The Department of Commerce today released the third quarter Gross Domestic Product figures, reporting that the GPD rose 3.5 percent in the quarter. (News release, Sec. Locke statement.) While this upturn is encouraging, it was due mainly to temporary factors and is just another signal of the beginning of a long, slow crawl by manufacturers to get back on their feet.
Motor vehicle output increased at an annual rate of 158 percent and accounted for nearly half of the upturn in GDP. This was due to the Cash for Clunkers program which provided a temporary spark to the economy. Therefore, we can expect a payback in future quarters due to this third-quarter surge in auto purchases. At the same time, the tax credit for first time homebuyers provided a boost to the 23 percent increase in residential investment last quarter.

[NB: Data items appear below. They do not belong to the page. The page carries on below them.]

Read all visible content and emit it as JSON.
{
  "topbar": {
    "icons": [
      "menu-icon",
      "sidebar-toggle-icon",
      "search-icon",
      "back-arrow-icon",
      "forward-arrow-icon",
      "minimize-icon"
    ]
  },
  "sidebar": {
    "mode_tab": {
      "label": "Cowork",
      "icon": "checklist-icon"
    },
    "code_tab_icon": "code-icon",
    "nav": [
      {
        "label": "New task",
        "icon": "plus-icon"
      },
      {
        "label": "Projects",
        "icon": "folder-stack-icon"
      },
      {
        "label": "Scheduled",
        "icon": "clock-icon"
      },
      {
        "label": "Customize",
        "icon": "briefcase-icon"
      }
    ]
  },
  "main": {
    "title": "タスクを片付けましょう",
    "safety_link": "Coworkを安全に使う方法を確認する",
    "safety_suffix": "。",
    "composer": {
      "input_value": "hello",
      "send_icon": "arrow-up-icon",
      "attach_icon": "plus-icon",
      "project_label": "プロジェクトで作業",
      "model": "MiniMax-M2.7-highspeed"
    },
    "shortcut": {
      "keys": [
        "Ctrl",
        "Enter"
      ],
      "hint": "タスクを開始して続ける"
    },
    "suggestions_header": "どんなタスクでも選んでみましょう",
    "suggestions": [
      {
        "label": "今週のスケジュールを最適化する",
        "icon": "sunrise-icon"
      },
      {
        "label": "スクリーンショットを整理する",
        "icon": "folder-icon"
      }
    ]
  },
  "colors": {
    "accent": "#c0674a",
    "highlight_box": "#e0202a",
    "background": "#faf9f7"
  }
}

The 14.7 percent rise in exports in the third quarter report was the most encouraging sign for manufacturers. While this increase was likely elevated by increased demand in trade for motor vehicles, the improved economic conditions abroad combined with the declining dollar indicates that exports will be a durable component of an economic recovery in coming months.
The improved export climate signals that when the economy gets fully back on track in the latter half of next year, the recovery is likely to be stronger than the recovery following the 2001 recession, when exports were anemic due to an overvalued dollar and weak growth abroad.
While this is a positive development, it is also important to note that we are still in the very early stages of recovery.